Charitable Giving More Important Than Ever
Charitable giving is one way that taxpayers can support a cause or organization close to their heart. In 2020, during a time of COVID, ton here are more worthy causes than ever before and fewer people able to contribute. It has been a difficult year for so many. As the end of the year approaches, and if you are able, it is a critical time to plan your charitable giving.
The deadline for making a tax-deductible charitable donation is the last day of the year for which you want to claim the credit. You can actually claim donations made but not yet claimed for the past five years. With a few exceptions, ONLY donations to registered Canadian charities will qualify for tax credits on your Canadian tax return. CRA has a registered Charities webpage to help you determine if your donation will be an eligible tax credit. Sometimes Canadians might be given a temporary window in which donations to a foreign disaster relief fund become eligible for tax credits — in the aftermath of a major natural disaster for example.
A taxpayer can claim the ‘eligible’ amount of the donation.
Example: If a taxpayer donates $1,000 to a registered charity, and in turn receives 3 tickets to the charity’s gala dinner (value $150), the eligible portion of the contribution will be $850 and listed as such on the receipt.
Did you know that you can donate marketable securities?
Potential donors have many organizations to choose from but there are also advantages to considering non-cash gifts such as publicly traded stocks. The CRA will not tax the capital gain or will tax only a portion of it. Giving publicly traded stocks to charity can offer a significant advantage compared to cash especially if you’re planning to donate a significant sum. For example, say you have stocks worth $500 that you bought for a dollar and decided to donate to charity. You would get credit for donating $500 but you wouldn’t get taxed on the $499 capital gain on the stocks.
Once the total amounts eligible for the charitable donation tax credit is determined, you can calculate the amount of resulting tax savings. If you donate more than $200, you qualify for a higher rate of savings. A taxpayer will receive a federal savings of 15% on the first $200, plus 29% federally on amounts over $200.

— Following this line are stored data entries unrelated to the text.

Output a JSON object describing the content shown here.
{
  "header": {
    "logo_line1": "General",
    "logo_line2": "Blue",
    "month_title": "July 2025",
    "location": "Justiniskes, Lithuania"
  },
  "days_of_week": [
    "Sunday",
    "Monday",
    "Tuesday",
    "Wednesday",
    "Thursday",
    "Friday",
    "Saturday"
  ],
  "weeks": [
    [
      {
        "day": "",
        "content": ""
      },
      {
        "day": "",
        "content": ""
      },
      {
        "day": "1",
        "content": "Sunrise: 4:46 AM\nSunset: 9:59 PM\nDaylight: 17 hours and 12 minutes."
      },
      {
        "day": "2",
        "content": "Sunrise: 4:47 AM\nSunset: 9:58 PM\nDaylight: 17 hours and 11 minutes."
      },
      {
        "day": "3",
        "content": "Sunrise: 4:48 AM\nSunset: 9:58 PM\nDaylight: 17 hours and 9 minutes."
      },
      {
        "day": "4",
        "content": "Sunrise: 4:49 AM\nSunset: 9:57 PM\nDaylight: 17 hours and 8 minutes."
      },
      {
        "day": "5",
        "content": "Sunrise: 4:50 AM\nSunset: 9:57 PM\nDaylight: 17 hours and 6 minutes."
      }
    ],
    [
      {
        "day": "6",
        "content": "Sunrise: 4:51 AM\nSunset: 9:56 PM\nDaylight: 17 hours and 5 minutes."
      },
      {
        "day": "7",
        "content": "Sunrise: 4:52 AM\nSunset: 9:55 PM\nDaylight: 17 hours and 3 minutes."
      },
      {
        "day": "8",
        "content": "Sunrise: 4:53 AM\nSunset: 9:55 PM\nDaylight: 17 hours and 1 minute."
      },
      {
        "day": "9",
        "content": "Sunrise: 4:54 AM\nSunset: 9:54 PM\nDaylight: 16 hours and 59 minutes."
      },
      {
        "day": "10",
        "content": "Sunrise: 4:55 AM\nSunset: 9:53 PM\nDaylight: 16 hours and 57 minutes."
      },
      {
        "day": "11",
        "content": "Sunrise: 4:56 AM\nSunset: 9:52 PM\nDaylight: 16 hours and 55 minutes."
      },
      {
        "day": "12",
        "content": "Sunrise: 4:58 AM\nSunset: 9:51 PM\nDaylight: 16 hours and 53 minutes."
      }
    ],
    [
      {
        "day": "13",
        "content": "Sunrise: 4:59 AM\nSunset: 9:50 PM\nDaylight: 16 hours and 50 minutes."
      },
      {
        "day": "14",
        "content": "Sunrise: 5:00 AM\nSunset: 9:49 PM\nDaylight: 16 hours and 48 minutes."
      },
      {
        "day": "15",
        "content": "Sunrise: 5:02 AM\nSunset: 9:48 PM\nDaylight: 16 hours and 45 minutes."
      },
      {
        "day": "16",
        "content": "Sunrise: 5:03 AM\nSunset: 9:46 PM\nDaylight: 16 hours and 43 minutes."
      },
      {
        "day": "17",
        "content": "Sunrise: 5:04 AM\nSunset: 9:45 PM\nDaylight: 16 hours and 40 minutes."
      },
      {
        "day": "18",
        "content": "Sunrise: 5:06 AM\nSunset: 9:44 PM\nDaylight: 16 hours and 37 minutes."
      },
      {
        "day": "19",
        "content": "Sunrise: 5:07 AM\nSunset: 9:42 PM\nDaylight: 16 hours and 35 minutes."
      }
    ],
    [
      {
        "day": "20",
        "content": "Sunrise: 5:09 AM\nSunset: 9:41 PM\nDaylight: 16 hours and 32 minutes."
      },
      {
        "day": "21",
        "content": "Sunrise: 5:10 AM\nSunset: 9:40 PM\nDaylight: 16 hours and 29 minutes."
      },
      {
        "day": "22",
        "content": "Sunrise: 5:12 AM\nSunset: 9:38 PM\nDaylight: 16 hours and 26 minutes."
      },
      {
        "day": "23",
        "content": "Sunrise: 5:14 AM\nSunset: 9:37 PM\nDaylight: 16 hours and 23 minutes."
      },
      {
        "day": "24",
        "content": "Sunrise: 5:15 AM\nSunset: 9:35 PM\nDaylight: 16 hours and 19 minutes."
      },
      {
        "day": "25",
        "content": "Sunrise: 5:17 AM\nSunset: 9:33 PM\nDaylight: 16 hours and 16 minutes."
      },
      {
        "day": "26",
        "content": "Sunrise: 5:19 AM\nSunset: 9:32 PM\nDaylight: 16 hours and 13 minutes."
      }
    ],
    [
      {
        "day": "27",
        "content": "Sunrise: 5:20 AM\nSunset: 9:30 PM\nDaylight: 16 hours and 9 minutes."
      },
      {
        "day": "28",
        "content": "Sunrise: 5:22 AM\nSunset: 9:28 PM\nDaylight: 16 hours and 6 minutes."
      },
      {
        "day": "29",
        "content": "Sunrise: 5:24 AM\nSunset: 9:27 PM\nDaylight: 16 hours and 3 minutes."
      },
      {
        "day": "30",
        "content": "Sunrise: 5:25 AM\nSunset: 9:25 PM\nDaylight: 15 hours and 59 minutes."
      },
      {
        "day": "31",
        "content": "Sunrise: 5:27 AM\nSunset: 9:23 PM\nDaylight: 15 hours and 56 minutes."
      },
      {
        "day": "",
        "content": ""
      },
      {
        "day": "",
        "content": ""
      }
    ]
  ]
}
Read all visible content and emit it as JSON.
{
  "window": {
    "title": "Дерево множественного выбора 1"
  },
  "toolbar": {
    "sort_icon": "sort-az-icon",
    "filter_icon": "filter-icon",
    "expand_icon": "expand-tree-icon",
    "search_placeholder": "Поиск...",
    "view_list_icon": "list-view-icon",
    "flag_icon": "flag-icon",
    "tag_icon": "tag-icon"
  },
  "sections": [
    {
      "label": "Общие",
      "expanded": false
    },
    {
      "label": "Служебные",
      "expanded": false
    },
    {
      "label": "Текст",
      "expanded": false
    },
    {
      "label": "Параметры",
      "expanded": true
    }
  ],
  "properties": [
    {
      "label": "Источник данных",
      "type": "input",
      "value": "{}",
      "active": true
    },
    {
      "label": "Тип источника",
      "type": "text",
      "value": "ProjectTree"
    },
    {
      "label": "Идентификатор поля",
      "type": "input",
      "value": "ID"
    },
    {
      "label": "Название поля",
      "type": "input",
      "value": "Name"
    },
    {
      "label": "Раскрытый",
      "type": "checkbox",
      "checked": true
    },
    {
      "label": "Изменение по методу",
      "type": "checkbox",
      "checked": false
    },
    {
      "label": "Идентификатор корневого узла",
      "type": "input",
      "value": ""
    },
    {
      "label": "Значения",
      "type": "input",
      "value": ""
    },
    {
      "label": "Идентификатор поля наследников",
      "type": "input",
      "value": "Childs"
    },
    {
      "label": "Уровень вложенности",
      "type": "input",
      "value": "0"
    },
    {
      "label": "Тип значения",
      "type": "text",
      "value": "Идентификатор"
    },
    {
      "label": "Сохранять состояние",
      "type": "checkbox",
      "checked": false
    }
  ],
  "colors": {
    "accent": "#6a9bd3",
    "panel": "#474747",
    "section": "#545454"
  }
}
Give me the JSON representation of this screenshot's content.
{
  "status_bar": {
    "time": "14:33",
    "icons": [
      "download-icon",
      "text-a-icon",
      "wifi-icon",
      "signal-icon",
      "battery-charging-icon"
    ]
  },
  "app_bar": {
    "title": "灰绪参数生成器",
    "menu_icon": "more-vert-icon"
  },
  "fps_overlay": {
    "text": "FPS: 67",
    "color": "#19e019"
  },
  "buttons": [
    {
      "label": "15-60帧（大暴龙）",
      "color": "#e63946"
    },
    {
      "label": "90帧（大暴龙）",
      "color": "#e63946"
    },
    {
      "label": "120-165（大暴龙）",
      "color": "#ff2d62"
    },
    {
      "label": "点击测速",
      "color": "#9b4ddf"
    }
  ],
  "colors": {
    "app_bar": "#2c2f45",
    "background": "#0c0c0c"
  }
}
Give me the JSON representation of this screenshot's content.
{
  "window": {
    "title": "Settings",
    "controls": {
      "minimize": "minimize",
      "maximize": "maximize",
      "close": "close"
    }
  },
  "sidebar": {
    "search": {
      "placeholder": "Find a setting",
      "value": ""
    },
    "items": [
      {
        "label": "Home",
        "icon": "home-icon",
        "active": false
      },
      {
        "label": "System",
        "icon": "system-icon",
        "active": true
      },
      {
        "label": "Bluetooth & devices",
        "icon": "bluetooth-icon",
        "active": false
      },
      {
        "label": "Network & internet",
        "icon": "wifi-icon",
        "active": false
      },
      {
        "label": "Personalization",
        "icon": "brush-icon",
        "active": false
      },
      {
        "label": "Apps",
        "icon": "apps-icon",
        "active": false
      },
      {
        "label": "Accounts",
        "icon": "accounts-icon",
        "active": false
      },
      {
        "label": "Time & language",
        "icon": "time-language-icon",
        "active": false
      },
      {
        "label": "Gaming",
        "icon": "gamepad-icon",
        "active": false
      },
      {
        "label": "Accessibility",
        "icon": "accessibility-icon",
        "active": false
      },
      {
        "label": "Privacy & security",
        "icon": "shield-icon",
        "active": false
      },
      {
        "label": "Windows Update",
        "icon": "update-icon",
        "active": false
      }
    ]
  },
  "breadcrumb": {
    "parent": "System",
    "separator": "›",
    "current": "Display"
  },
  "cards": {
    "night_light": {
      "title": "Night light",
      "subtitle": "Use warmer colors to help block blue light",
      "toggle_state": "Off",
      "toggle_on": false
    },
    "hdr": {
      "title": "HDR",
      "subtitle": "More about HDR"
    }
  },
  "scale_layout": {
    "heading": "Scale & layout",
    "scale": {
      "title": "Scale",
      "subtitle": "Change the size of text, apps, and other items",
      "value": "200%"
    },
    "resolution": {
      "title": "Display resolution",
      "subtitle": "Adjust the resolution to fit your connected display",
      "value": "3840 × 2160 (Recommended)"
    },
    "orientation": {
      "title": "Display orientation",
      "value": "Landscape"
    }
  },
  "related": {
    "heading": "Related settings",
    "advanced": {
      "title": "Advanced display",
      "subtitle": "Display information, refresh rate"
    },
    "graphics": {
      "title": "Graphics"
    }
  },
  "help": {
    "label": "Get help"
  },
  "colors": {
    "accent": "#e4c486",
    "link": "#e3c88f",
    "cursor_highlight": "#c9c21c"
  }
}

For example, if you donate $200, you receive a tax credit worth $30 (15 percent of $200). However, if you donate $600, you receive the same $30 tax savings, plus a tax savings worth $87 on the amount above $200 ($600 – $200 = $400 x 29 percent = $116), for a total tax savings of $146 ($30 + $116) on the total donation of $600. In other words, the $600 of donations that you made, only cost you $484. Additional provincial credits are also available in most provinces, which enables a taxpayer to save additional dollars on the same $600. (In Alberta, for example, a taxpayer saves 10% on the first $200 and 21% on amounts over $200; this would result in an additional $20 plus $84 or $104 for an Alberta giver for a total saving on that $600 in donations of $250, or a cost of $350).
Please keep in mind that a taxpayer has to earn more than the minimum taxable income to benefit from these savings, otherwise these donations can be carried forward for up to 4 more years to use on a future tax return.
Either way, try and donate, it’ll make you feel good and more importantly, a worthy cause will benefit!